Identification of endocrine organs
It can be difficult to determine whether a particular structure in an animal serves an endocrine function. The fact that there are no unique anatomical markers that serve to identify endocrine from nonendocrine tissue is just one reason. In order to overcome this problem, criteria have been established by which candidate tissues and their secretions may be classified as true endocrine organs.
(i) Removal of the candidate tissue or organ should produce deficiency symptoms. For example, if a tissue was suspected of producing a substance that maintained Na+ levels in body fluids, then removal would result in disruption of Na+ levels.

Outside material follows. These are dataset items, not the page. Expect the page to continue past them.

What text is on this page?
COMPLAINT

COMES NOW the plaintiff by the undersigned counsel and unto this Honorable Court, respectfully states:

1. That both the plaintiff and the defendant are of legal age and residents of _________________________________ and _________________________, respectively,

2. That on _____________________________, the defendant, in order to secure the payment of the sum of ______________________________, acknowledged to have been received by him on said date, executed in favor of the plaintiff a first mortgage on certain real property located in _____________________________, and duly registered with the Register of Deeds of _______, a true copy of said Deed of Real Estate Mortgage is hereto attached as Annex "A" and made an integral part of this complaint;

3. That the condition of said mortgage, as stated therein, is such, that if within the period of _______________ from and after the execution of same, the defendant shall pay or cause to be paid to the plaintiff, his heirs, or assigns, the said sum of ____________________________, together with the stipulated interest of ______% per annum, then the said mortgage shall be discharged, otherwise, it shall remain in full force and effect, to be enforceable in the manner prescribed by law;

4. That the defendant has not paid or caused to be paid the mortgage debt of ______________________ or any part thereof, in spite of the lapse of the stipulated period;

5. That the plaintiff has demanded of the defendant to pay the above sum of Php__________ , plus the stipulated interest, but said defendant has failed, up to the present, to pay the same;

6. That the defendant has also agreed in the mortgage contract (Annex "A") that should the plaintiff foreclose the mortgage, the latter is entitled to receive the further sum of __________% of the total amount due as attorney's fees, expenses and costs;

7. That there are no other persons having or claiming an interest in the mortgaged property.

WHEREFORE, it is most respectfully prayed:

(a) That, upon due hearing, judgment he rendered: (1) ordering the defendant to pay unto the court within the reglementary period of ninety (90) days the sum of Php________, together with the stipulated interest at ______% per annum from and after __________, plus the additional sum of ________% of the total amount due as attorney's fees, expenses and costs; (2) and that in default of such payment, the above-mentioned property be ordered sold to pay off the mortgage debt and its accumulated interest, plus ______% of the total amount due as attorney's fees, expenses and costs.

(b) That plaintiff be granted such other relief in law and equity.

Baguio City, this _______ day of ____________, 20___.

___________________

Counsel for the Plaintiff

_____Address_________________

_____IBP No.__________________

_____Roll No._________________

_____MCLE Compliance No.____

(ii) Reimplantation of the candidate tissue or organ should result in the reversal or prevention of the associated deficiency symptoms. In the case described above, Na” levels would return to their correct levels once the candidate tissue had been reimplanted in the animal concerned.
(iii) Administration of an extract of the tissue or organ should also result in reversal or prevention of the associated deficiency symptoms.
(iv) Finally, the suspected hormone must be purified, its structure determined and tested for biological activity. It must exert the same biological effect as that seen previously with the intact organ or tissue.
The chemical nature of hormones
Virtually all hormones from both invertebrate and vertebrate animals, fall into one of three major classes ― peptides or proteins, amino acid derivatives and steroids. There are exceptions to this, such as the range of C20 compounds known as the prostaglandins. The compounds serve many functions in animals and are beyond the scope of the present text. The chemical nature of the hormone is important because ultimately it decides how the hormone exerts its biological effect.